Senator Hillary Rodham Clinton’s hopes for the presidential nomination may in large part rest on an obscure Democratic National Committee panel, a group of several allies, but not enough at this point to achieve her goal of counting the votes or delegates of Florida and Michigan.
The panel, the Rules and Bylaws Committee, is to meet on May 31 in Washington and could determine the nominating process, or at least heavily influence it. What the committee will do is a major question mark before the last primaries on June 3.
Among the 30 panel members, 13 have declared support for Mrs. Clinton and 8 have declared for Senator Barack Obama. Seven others are neutral or have not declared, although some of their fellow members perceive at least four as leaning toward Mr. Obama. The co-chairmen have not endorsed anyone.

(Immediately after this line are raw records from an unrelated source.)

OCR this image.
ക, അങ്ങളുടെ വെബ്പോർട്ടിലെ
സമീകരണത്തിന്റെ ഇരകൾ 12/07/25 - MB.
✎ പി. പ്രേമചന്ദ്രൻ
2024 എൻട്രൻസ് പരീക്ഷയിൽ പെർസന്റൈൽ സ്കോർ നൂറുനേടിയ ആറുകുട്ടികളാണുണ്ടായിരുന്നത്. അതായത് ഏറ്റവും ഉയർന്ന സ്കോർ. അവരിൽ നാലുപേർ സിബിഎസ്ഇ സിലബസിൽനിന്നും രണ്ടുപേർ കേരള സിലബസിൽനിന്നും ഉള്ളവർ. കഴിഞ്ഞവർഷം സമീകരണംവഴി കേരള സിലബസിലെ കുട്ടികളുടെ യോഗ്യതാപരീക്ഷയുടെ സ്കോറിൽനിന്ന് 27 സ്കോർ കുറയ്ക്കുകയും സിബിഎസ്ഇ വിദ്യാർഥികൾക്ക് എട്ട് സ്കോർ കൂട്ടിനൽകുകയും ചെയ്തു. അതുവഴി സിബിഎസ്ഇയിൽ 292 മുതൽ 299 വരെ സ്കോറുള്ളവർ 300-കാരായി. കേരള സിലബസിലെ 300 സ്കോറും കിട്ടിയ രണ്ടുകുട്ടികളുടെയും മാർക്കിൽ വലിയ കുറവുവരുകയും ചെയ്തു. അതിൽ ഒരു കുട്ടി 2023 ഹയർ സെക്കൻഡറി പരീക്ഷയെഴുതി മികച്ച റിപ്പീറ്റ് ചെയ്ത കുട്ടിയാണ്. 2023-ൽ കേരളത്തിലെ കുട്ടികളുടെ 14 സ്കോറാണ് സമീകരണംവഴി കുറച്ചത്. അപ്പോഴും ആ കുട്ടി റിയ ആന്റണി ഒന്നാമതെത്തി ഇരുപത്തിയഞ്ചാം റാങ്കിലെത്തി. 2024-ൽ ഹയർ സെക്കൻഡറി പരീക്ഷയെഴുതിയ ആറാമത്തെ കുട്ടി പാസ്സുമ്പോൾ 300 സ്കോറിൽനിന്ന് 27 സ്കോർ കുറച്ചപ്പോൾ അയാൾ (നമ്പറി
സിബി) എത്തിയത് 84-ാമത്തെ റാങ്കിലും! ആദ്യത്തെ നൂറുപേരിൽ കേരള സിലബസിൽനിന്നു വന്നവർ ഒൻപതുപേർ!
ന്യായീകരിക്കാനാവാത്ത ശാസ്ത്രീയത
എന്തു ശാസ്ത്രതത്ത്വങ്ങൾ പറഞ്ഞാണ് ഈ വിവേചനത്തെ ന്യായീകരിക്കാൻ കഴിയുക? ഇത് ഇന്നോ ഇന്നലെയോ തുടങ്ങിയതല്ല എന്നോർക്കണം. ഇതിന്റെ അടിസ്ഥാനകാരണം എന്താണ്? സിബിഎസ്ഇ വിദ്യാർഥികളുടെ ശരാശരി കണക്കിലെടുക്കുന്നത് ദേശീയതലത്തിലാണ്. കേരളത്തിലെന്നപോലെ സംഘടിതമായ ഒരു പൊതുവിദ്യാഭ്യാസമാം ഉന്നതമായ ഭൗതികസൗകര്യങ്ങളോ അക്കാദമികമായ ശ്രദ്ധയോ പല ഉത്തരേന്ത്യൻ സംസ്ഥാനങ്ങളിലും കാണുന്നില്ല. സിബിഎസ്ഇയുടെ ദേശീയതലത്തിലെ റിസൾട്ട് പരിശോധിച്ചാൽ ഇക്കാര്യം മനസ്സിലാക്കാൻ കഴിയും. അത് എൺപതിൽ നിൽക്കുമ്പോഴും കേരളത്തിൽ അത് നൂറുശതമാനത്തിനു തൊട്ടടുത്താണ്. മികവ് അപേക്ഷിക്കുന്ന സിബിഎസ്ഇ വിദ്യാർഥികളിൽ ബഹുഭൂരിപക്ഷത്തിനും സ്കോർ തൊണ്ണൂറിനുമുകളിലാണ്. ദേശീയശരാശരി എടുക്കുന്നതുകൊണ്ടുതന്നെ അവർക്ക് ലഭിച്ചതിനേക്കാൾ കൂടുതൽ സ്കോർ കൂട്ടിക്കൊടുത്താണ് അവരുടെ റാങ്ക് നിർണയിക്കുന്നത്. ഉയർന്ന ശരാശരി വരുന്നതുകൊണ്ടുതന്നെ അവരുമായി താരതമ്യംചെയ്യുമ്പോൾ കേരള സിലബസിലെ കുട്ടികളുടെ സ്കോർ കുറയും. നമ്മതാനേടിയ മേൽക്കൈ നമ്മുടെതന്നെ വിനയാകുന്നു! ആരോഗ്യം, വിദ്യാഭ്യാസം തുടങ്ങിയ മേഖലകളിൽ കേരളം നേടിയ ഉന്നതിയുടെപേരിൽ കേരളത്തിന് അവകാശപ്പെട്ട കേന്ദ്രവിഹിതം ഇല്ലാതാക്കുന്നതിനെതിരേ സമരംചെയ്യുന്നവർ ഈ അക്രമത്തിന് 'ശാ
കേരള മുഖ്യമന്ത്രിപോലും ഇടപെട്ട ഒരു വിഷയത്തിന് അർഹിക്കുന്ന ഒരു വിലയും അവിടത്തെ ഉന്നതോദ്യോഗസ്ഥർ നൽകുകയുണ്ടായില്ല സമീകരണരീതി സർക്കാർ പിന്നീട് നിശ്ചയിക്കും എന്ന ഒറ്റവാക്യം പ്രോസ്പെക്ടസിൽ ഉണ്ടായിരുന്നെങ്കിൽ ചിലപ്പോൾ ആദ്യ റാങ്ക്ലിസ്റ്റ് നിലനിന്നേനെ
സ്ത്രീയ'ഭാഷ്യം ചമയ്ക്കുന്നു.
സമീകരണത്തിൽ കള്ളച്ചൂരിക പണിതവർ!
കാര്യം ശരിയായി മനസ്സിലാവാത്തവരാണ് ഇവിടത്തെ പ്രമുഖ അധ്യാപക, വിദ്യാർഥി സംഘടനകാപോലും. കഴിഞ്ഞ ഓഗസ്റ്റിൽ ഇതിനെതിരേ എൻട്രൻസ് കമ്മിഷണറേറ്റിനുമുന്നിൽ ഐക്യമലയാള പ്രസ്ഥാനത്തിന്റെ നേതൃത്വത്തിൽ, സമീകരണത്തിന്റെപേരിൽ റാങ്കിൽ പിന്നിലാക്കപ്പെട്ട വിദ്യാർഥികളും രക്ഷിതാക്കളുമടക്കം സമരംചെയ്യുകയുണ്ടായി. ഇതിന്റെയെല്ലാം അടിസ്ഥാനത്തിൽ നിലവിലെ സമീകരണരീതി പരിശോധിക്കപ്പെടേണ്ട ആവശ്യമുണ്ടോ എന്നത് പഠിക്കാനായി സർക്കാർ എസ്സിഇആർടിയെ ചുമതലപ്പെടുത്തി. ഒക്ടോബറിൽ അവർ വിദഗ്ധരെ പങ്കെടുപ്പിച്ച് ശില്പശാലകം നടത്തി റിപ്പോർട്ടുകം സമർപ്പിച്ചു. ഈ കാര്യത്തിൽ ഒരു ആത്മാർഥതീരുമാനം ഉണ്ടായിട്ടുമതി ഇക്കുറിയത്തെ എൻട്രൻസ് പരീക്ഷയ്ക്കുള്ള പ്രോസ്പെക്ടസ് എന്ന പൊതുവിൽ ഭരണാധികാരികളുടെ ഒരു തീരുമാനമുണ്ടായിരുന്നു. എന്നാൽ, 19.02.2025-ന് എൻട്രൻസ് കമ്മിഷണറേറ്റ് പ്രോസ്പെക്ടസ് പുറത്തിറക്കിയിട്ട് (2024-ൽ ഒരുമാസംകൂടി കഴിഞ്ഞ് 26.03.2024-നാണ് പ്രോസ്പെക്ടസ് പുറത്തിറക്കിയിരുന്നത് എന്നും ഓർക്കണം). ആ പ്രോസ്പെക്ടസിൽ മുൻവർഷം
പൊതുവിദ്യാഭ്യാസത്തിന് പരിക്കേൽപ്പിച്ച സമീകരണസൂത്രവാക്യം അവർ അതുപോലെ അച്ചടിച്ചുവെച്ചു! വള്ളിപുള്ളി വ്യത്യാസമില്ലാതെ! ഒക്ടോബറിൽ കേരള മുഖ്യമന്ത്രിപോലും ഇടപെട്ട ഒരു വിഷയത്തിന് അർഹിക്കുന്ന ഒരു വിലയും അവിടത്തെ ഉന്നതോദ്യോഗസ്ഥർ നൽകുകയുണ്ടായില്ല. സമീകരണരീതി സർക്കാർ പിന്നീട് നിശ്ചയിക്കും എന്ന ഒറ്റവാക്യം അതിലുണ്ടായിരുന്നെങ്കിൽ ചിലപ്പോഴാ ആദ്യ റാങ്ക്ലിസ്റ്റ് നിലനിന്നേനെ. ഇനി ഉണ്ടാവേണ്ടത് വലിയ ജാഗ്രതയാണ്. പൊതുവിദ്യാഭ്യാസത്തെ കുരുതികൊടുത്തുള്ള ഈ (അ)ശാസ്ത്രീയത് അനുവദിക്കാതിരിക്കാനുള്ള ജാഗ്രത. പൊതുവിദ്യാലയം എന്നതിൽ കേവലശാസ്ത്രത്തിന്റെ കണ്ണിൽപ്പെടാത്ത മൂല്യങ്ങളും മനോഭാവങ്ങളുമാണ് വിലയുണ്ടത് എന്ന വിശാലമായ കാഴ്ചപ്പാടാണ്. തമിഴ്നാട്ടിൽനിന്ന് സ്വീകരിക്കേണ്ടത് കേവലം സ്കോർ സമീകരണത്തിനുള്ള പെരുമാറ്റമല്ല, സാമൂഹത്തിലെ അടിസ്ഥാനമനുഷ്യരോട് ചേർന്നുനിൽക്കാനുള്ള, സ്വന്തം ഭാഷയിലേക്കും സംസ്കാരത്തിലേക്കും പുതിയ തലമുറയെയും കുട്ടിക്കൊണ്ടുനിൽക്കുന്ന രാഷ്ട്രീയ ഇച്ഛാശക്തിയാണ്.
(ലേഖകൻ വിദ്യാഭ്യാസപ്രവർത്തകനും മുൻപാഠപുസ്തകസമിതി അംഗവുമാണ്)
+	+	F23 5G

Among the members is Harold Ickes, a top adviser and chief delegate counter for Mrs. Clinton. Mr. Ickes would most likely lead in making Mrs. Clinton’s case, which is that the committee should seat the full delegations from both Florida and Michigan. The committee has voted to strip both states of their delegates because they violated party rules in moving up their primaries.
Mrs. Clinton’s campaign wants the delegates apportioned between her and Mr. Obama based on popular votes. That would give her a net increase of 47 delegates.
Changing the conversation
This is not enough for the lead in the delegate count, but validating those states could bolster the Clinton argument that she is ahead in the overall count of the popular vote. The Clinton camp hopes it can persuade superdelegates that the popular vote is a valid metric by which to judge her strength, and that will help move them into her column
The campaign said the West Virginia primary on Tuesday gave Mrs. Clinton, by some counts, the overall edge in the popular vote, if Michigan and Florida are included and some caucus states are not.
“This is one of many factors that superdelegates are going to look at,” a spokesman for the campaign, Howard Wolfson, told reporters. But “it is obviously not dispositive.”
Mr. Obama has said that if he has enough delegates to secure his nomination, he would want to seat the full Michigan and Florida delegations. But he has not said how the rules panel should apportion the two states’ delegations if he has not gotten the required number of delegates over all by the May 31 meeting.
His campaign hopes that the question becomes moot, and plans are afoot for Mr. Obama to claim the nomination on May 20, when the Oregon primary is expected to give him a majority of pledged delegates.
A growing sense in Mr. Obama’s campaign is that the rules meeting will be irrelevant and that the Clinton campaign is promoting it as a psychological reason for her to continue the race. Aides said they doubted that superdelegates would be persuaded by Mrs. Clinton’s argument that she is ahead in the overall popular vote.
Superdelegates have been continuing to drift toward Mr. Obama.
“The remaining superdelegates who aren’t committed are not waiting for a better argument,” an Obama ally said. “They’re waiting for this process to figure itself out.”
On the committee agenda are two challenges to its stripping Florida and Michigan of their delegates. The challenges essentially ask that either all delegates be seated with half a vote or that just half the states’ delegates be seated.
A third challenge may come from Michigan, seeking to have approximately 75 percent of the delegates seated.
The co-chairmen of the panel, James Roosevelt Jr. and Alexis Herman, have agreed not to endorse anyone until all disputes have been settled, Mr. Roosevelt said, adding that in case of a tie on a motion, they would vote.
Another member, Donald Fowler, a former chairman of the national committee and a supporter of Mrs. Clinton, said: “The intensity of the fight will vary with the degree that the Clinton people think we still have a chance. The ball is in Obama’s court. If he wants to be magnanimous, he can be, without threatening his position, and that could lead to a fairly amicable resolution.
“But if he thinks he’s threatened, he won’t do it, and I don’t blame him. But unless something unusual happens between now and then, he will be in good shape.”